GLAAD’s Southern Stories: A Guide for Reporting on LGBTQ People in Florida has been criticized for factual errors and lacking information.

Rand Hoch, a former judge and the president and founder of Palm Beach County Human Rights Council [PBCHRC], criticized GLAAD, an LGBT media watchdog organization, and laid out his criticisms in an email to the organization. He also spoke with SFGN. He called on the publication to be pulled until it can be corrected.

In an email to GLAAD, Hoch stated that since GLAAD’s purpose was to ensure accurate and fair representation of the LGBT community “The Board of Directors of the Palm Beach County Human Rights Council requests that your organization stop distributing the Southern Stories: A Guide for Reporting on LGBTQ People in Florida until such time as you can provide accurate information.”

He went on to say that “PBCHRC is dismayed that GLAAD did so little research about the work done by LGBTQ organizations and individual activists in Florida” before publishing Southern Stories. “It is obvious that GLAAD relied solely on information provided by the report's co-author, Nadine Smith of Equality Florida. Relying on Equality Florida to provide an accurate LGBTQ history of Florida – especially when it comes to Palm Beach County – is like relying on Donald Trump for an accurate history of, well, anything.”

Hoch’s specific criticisms included the wrong date for the foundation of SAVE [GLAAD stated it was founded in 1973, but the real date is 1993]. “They didn't even list PBCHRC on the organizations page!” wrote Hoch. Pride Center at Equality Park and SunServe, both located in Broward County, are also missing from the list of LGBT organizations. No Broward-based LGBT organizations were listed in the guide.

“PBCHRC is also concerned that your statement that ‘By 2010, a steady roster of municipalities had begun adding LGBTQ protection’ is both inaccurate and misleading. We also feel that your timeline is woefully inadequate. There was a lot of activity on LGBTQ initiatives – especially in Alachua, Broward, Miami-Dade, Monroe and Palm Beach Counties – long before Equality Florida began their marketing and media-grabbing campaigns.” 

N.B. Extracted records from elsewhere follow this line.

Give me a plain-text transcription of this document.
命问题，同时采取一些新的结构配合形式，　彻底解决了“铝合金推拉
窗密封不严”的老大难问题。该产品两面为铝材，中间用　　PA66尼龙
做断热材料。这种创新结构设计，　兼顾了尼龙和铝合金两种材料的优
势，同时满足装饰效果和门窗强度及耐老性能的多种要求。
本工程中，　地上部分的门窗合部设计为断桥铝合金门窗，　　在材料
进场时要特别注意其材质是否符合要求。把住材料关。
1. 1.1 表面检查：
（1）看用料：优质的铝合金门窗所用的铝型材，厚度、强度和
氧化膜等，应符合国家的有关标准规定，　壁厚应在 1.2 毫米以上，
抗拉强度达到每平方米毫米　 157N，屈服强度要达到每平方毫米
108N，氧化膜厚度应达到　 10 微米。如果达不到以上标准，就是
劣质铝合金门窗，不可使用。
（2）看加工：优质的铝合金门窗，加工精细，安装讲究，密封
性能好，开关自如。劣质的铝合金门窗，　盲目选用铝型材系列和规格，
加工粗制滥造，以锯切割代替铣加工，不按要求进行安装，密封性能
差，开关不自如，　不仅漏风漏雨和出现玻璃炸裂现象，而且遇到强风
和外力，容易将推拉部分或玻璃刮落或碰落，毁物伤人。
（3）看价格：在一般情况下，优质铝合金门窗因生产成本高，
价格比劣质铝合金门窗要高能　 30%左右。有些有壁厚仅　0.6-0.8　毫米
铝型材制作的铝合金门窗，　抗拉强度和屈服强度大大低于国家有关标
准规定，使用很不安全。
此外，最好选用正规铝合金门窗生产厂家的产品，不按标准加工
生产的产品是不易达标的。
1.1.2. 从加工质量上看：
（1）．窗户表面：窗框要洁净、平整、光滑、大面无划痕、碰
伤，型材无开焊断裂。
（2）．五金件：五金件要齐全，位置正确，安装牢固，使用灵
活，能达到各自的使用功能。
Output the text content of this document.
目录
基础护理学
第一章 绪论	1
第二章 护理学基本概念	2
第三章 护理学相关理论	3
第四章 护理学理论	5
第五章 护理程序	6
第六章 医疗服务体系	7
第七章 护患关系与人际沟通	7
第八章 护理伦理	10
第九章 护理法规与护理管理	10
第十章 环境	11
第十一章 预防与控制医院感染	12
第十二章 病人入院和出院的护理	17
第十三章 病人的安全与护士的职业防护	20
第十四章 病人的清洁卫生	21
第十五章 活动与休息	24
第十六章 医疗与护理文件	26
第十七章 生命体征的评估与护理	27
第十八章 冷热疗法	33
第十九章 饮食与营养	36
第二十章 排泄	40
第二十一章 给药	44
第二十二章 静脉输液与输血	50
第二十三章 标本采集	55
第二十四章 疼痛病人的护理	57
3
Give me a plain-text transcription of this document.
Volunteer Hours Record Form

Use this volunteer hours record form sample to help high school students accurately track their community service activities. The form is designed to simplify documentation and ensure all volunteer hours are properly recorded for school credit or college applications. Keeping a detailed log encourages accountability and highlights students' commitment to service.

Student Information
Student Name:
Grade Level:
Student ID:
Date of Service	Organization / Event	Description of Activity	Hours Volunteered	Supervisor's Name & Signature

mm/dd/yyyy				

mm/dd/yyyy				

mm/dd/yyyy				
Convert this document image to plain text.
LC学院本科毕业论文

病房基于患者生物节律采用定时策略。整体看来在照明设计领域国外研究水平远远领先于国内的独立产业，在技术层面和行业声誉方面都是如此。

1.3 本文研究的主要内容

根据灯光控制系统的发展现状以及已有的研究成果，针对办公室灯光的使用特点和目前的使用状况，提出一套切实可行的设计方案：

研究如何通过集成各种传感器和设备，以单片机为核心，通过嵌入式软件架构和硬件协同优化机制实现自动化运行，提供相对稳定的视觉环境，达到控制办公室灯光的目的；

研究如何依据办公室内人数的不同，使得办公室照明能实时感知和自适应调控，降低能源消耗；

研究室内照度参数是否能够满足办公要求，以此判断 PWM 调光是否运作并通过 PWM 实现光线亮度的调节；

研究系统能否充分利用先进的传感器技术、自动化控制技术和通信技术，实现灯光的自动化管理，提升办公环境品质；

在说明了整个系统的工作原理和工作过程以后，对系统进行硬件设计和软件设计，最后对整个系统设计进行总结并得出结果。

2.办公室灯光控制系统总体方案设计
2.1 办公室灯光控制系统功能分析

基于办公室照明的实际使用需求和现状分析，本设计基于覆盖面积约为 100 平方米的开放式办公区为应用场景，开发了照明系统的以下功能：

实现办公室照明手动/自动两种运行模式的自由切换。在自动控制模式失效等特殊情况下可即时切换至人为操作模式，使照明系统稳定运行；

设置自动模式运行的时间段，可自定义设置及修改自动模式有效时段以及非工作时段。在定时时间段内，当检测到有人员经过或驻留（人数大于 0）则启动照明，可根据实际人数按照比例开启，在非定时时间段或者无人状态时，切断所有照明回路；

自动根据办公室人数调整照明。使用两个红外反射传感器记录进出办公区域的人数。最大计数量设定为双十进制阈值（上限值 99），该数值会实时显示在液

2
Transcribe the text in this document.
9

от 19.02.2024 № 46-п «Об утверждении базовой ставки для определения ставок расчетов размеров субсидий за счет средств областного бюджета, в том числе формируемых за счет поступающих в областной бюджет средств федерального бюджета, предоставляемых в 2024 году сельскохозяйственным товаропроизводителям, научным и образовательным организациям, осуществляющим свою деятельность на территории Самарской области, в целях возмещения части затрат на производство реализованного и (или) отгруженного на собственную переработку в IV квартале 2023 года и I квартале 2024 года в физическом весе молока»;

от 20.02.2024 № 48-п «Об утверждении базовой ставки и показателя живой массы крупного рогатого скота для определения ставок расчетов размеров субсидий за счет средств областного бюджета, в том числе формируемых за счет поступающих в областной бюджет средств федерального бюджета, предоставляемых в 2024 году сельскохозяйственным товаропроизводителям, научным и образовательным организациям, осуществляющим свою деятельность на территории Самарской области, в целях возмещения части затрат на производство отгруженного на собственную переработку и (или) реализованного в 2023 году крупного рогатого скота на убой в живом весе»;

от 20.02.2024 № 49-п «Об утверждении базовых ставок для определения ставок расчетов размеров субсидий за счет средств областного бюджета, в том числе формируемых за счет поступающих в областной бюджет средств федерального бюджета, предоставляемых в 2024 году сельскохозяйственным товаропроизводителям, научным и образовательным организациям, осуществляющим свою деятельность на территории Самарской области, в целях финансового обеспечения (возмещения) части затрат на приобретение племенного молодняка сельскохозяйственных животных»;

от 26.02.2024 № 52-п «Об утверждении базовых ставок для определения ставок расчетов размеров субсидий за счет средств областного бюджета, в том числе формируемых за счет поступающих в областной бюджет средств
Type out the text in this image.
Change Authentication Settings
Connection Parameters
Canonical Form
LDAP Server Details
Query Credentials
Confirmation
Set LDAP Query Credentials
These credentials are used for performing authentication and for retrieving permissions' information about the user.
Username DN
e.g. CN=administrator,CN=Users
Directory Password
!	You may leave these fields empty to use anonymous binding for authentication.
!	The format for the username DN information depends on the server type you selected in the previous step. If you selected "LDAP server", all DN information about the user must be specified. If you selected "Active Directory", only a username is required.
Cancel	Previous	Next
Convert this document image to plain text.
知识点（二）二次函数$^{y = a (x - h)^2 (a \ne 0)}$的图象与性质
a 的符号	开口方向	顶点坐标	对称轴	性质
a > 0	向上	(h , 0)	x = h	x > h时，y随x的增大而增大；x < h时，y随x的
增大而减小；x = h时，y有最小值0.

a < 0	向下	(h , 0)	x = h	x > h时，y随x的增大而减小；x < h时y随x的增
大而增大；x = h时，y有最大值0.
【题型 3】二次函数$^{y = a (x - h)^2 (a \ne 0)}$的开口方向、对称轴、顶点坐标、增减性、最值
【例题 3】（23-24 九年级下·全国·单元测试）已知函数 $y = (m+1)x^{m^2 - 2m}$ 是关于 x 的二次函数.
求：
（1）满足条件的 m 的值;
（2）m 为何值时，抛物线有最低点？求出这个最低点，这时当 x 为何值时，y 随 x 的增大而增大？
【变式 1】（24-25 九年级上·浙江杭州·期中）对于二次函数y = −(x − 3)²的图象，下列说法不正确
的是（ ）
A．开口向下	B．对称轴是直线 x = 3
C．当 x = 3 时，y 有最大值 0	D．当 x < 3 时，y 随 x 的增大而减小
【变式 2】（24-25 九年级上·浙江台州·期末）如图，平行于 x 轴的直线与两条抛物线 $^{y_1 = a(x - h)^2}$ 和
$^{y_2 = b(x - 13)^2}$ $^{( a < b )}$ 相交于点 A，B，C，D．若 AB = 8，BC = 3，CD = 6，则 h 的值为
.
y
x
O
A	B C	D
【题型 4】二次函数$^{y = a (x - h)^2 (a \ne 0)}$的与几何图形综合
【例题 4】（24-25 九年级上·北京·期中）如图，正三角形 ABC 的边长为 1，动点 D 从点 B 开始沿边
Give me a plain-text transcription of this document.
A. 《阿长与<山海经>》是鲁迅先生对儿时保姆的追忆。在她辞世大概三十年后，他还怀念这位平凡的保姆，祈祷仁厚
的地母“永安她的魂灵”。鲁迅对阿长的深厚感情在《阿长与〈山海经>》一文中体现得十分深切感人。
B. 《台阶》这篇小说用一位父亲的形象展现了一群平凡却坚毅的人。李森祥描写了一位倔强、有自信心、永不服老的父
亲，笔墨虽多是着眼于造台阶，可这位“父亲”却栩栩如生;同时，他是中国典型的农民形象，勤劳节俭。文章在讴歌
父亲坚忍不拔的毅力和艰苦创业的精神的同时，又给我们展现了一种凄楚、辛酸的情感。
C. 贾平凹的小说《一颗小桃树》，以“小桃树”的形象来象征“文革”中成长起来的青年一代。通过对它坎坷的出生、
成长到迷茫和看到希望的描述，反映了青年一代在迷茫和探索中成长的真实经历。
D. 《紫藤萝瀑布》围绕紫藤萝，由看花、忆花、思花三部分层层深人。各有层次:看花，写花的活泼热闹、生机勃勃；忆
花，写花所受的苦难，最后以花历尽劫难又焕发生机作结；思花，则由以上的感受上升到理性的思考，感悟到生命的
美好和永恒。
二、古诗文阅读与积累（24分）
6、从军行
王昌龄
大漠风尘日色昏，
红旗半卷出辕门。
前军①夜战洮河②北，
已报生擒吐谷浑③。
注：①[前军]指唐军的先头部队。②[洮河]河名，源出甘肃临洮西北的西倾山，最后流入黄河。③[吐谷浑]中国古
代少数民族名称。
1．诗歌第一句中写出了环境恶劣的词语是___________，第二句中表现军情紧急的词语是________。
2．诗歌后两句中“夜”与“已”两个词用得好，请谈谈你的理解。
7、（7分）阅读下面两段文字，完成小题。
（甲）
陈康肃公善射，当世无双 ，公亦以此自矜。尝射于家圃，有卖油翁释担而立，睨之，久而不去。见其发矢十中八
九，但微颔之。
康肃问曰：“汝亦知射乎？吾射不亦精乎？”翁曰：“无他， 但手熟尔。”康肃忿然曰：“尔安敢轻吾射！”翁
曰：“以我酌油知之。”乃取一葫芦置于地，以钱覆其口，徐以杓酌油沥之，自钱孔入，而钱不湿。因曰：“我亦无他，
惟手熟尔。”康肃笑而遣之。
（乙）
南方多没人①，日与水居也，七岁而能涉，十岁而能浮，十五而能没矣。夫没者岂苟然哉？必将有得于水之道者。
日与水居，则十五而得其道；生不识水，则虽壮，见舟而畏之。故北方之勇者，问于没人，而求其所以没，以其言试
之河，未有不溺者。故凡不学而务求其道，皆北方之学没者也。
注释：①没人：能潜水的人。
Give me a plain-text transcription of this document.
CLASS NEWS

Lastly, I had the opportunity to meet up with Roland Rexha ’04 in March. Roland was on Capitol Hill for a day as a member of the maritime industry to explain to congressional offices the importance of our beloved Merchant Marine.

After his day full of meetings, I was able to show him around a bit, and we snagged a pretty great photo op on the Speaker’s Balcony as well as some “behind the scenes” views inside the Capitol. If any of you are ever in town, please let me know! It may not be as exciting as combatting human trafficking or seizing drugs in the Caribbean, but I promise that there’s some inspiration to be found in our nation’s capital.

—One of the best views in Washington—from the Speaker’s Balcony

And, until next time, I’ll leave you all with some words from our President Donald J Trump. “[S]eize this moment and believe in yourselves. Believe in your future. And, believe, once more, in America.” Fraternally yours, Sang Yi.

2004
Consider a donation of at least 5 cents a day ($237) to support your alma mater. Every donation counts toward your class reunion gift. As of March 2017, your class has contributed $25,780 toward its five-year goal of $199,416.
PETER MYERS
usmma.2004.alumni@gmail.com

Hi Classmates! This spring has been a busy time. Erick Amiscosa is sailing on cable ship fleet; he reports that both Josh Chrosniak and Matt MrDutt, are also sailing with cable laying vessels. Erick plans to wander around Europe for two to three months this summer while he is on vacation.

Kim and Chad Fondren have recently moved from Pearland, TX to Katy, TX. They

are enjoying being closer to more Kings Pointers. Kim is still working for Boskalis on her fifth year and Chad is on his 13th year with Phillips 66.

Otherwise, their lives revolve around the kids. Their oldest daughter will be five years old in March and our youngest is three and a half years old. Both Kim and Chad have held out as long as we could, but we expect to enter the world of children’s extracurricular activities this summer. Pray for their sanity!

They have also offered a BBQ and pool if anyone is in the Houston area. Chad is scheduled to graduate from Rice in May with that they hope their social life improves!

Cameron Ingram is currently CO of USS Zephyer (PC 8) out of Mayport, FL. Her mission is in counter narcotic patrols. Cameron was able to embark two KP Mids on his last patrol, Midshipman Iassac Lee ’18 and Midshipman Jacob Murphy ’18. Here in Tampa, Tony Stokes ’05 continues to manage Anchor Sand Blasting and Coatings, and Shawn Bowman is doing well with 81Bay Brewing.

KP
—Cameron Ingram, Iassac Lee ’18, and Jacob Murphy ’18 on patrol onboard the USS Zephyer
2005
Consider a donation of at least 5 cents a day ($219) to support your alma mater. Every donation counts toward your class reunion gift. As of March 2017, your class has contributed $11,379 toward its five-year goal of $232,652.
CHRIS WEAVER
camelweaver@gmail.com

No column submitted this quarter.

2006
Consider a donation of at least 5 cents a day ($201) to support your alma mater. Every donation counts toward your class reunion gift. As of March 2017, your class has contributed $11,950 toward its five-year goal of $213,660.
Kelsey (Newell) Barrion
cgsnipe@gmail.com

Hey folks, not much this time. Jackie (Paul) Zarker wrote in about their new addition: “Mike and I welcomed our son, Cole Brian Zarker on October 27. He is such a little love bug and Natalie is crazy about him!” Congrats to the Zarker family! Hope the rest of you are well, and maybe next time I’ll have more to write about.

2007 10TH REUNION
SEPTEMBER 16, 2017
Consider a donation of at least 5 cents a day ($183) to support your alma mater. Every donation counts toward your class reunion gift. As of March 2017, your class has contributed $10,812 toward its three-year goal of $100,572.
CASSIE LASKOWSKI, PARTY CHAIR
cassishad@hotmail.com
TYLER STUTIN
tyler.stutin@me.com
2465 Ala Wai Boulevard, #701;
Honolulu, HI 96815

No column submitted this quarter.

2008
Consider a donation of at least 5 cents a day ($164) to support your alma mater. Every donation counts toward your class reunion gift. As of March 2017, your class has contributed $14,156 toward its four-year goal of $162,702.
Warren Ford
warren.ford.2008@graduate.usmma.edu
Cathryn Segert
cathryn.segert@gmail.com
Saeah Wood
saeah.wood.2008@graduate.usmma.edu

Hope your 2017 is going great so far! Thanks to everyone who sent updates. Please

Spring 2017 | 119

Hoch added that his organization has been generally pleased with GLAAD in the past. “But, in light of this publication, how can we ever rely on GLAAD in the future?”

In an email response to Hoch’s criticisms, and a question about why no Broward LGBT organizations were listed, Smith wrote, “Equality Florida is proud to partner with GLAAD in creating an English- and Spanish-language guide to encourage media coverage of LGBTQ issues. The guide also assists news agencies in using the correct terminology and encourages them to speak directly to communities that are underrepresented in news coverage. I encourage organizations to share this important tool and provide additional information that can help encourage diverse and responsible coverage of LGBTQ issues.”

In an email response to Hoch, Zeke Stokes, GLAAD’s vice president of programs, thanked him for reaching out.

“We very much appreciate your keen eye and will make the correction you spotted to the founding year of SAVE DADE. A new version reflecting that correction will be posted to GLAAD’s site in the coming days. If there are other factual errors, we are happy to correct those as well. We spent a great deal of time researching and fact-checking this document, but of course, we sometimes make mistakes and always welcome corrections.”

He added that the timeline wasn’t meant to give an entire account of LGBT history in Florida, but a brief overview. “We recognize that there was much, much more we could have included, thus the disclaimer in the guide on page 6: ‘The timeline on these pages accounts for some of the important milestones in Florida's LGBTQ history. It is not intended to be exhaustive, but rather to provide a context in which LGBTQ people in the state find themselves living at this critical juncture in the movement for equality and acceptance.’”

Hoch responded that he understood the purpose of the timeline’s brevity and suggested there were still some important firsts missing: the 1990 protection by Palm Beach County of LGBT workers employed by the county, West Palm Beach becoming the first public employer in Florida to prohibit discrimination based on sexual orientation in 1991, and West Palm Beach becoming the first public employer in Florida to offer domestic partnership benefits.

GLAAD did not respond to multiple media requests.